A day off and a sleep in. It is, after all half-term.
I awoke up enough to receive a kiss from my beloved as he left for work, but not enough to remember what day it is. When I came too properly, not long afterwards, I found a tea-tray (the teapot in the owl tea-cosy and the tea perfect to drink) a red envelope and a little vase of red roses. How sweet. (I did wonder how much those roses cost, and how many air-miles they had done. Not in a churlish way you understand. just wondering)
I didn’t forget, really….I made him one, this year, using one of my photos mounted on card. In fact last night the dining room was a production line of card making.

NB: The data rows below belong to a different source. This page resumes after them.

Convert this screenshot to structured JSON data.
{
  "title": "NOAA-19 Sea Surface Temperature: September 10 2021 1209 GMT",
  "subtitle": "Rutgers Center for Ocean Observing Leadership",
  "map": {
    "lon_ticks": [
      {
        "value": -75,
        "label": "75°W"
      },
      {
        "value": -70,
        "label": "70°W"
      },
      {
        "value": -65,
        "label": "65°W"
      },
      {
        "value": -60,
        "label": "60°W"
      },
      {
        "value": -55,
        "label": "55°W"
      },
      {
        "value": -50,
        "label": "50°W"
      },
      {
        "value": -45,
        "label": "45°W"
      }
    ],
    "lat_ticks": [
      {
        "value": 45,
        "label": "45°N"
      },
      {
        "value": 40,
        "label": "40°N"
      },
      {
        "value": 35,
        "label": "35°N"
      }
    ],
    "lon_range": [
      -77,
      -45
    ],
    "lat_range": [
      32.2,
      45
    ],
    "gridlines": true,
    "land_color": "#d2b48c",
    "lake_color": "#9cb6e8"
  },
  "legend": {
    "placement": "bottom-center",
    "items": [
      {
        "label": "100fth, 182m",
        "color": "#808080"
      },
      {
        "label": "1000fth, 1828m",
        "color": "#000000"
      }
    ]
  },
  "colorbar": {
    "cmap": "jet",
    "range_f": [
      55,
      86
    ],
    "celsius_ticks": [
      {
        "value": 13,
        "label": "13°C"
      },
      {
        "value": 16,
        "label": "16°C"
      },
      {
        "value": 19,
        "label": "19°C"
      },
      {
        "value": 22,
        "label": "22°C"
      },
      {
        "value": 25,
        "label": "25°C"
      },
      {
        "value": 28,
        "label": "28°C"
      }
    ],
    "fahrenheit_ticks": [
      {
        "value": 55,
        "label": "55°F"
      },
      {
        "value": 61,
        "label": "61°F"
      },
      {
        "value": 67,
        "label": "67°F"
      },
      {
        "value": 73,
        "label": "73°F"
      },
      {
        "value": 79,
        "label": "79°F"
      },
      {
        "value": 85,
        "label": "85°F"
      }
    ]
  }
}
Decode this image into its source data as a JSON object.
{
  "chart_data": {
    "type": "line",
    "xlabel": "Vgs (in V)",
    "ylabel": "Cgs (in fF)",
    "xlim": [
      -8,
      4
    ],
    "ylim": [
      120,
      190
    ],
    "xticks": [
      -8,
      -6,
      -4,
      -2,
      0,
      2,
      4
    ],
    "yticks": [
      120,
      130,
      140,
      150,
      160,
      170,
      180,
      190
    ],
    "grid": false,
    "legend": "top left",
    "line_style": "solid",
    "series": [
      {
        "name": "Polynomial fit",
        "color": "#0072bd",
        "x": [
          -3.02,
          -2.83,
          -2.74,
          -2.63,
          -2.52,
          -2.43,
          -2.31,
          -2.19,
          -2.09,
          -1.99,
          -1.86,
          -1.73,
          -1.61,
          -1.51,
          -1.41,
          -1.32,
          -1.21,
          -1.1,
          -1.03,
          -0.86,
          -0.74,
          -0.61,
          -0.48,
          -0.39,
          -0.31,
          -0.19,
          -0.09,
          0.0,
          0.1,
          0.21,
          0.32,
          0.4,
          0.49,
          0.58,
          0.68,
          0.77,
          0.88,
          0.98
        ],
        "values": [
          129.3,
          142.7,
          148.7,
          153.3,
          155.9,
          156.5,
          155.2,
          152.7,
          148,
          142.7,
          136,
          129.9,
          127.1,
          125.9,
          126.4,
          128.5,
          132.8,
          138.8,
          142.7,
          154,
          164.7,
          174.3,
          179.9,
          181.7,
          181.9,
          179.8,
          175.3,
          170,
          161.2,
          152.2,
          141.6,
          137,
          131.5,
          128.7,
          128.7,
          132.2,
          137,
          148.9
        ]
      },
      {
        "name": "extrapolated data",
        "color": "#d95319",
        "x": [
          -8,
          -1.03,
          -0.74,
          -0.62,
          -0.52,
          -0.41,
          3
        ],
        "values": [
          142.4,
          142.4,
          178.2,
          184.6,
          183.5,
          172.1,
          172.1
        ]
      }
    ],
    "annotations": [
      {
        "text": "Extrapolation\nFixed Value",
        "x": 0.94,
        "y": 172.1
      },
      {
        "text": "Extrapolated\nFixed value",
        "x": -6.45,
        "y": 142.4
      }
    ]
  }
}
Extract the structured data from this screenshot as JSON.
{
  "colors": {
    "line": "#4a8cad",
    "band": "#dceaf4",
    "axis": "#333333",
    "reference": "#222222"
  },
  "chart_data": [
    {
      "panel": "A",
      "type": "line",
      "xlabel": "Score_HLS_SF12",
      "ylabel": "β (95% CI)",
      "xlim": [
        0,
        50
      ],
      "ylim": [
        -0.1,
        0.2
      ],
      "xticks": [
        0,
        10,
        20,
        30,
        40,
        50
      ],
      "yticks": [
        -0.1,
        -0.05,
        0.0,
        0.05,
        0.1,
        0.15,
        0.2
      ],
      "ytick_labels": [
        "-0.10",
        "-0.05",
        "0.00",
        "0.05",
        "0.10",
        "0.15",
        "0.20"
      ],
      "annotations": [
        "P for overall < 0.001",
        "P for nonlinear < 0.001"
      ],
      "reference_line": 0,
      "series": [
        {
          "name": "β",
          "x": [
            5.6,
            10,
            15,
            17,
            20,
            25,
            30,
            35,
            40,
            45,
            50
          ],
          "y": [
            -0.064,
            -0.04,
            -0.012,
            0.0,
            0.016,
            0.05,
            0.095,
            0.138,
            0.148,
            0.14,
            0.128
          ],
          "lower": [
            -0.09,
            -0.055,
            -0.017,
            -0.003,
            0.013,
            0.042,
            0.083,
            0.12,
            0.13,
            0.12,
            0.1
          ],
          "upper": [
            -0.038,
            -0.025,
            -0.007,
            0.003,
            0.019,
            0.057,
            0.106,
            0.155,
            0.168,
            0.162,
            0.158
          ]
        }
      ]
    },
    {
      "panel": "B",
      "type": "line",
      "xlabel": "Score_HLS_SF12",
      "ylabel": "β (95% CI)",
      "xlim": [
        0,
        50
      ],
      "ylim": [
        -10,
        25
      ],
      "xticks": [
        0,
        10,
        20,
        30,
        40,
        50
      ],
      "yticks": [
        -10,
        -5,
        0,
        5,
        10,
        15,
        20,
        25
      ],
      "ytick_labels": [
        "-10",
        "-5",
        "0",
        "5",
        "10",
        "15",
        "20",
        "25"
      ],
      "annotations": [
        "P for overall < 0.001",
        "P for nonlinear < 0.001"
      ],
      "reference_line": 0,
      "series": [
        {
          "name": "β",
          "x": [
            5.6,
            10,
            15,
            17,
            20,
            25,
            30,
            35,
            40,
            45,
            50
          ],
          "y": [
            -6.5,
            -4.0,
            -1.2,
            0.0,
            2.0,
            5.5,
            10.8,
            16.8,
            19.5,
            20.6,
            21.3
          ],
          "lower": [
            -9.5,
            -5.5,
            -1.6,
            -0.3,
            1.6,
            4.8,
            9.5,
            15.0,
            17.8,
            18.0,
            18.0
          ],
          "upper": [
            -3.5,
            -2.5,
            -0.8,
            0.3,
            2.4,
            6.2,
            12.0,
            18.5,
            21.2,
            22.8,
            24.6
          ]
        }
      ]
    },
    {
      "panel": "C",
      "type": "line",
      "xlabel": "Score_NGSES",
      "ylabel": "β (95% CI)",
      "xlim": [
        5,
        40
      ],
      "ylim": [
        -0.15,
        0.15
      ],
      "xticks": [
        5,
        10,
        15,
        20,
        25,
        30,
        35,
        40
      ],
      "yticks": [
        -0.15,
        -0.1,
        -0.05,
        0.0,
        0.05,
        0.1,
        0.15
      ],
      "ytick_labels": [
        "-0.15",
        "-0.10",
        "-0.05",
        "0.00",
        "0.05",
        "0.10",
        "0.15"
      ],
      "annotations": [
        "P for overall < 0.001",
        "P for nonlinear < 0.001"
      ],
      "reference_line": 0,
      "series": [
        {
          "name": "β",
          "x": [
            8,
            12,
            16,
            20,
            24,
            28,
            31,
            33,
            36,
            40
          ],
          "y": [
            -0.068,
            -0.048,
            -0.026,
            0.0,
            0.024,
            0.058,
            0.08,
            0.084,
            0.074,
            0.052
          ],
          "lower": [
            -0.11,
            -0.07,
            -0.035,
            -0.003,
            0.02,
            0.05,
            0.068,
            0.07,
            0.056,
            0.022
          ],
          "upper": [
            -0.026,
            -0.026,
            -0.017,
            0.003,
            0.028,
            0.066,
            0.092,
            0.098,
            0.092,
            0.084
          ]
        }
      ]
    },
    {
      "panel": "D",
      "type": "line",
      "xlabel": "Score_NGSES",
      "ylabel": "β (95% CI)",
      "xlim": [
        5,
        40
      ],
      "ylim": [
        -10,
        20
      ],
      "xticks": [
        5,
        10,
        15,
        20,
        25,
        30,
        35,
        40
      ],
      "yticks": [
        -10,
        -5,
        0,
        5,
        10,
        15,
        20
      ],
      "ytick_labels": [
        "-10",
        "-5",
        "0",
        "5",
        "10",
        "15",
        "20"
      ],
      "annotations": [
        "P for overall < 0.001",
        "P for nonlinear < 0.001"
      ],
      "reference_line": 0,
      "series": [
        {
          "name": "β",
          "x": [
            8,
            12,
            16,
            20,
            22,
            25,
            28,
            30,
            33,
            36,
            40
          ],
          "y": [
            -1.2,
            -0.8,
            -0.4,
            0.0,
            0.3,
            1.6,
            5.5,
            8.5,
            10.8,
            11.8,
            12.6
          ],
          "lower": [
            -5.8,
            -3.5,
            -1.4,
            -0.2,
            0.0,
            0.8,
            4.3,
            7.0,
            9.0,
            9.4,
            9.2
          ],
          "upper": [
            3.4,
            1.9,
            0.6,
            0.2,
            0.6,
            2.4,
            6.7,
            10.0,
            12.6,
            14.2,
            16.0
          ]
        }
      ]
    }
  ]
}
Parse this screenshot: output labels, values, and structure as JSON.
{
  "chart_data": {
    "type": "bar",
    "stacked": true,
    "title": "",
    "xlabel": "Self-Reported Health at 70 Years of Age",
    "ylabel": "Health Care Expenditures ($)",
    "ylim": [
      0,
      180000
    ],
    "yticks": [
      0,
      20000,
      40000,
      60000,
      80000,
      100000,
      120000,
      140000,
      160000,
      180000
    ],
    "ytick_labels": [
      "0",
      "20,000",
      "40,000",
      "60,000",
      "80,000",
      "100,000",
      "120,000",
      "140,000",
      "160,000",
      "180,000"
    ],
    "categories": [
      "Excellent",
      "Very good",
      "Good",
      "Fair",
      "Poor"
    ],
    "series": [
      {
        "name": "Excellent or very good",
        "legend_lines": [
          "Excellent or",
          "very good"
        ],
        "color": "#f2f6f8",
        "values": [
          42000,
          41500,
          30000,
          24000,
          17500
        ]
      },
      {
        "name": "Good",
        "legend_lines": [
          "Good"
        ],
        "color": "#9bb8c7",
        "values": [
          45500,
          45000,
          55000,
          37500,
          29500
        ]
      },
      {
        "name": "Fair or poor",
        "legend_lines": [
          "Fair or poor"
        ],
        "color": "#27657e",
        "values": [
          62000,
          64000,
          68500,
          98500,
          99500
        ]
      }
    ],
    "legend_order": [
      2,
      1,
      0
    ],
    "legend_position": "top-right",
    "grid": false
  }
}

On Saturday, late afternoon I went to town with a memory stick loaded up with the pictures I wanted to print off. The shop door was wide open. Bear in mind this was a day of minus temperatures. Minus 5c.
‘Shop management policy,’ I was told, ‘to keep the door open.’ It makes me want to cry.
However, it was for this reason and no other, I sat at the computer furthest from the door.
The staff member who came to see me was helpful. I wanted matte (now known as lustre, apparently) -
‘Just let us know at the end when you place your order,’ she said, ‘as there’s not an option on the screen.’ It turned out that the computer I had sat at was for the speedy service, but that I was too late for the speedy service. I hadn’t wanted the speedy service anyway….
I placed my order, re-iterating that I wanted matte. They’d be ready Monday at the not-so-speedy service price, thank goodness, which was half the original quoted price.
I worked yesterday, on the other side of the patch, but rushed over afterwards to collect the pictures, having decided I wanted to make my Valentine’s card. I arrived after 5pm. You’ve probably guessed it…. the photos were ready, but when I looked them over they had been done on glossy paper.
The man was very sorry. Luckily he believed me, as no-one had written anything on the order sheet to ask for ‘matte’ -or ‘lustre.”
‘We can re-do them for you.’
And re-do them he did. They were ready at 5:40 pm, after the shop would normally close. For this I was most grateful and impressed. And I had double the photos – the glossies and the lustre prints all for under a tenner.
I have only ever printed photos with a similar machine once before and they were a lot more expensive. I had forgotten the limitations of the set up. I had cropped my pictures quite tightly in my editing soft-wear at home, editing them exactly as I hoped they’d come out – but the screen in the shop had a different ratio of length to width, so on some of the pictures I lost the edges of shots… very important edges as the prints took off spiders legs and suchlike. I shall just have to try to remember this next time.
A few years back a very dear family friend died around Valentine’s Day and I wrote a poem. Just don’t tell Cyclo.
Winter Flowers
When it comes to Valentine’s Day
don’t buy roses.
Roses are for the long hot days of Summer.
Chalk white rime edges the trees
and crows call against wintry skies.
Snowdrops in the Churchyard
bend their heads to the coffin bearers
so hard to believe it is Pat’s body
in the box.
But even as the Church bells ring
and sadness pulls inside
I hear a black bird sing and feel
somehow that Winter is edging out.
When it comes to Valentine’s Day
don’t buy roses.
Roses are for the long hot days of Summer.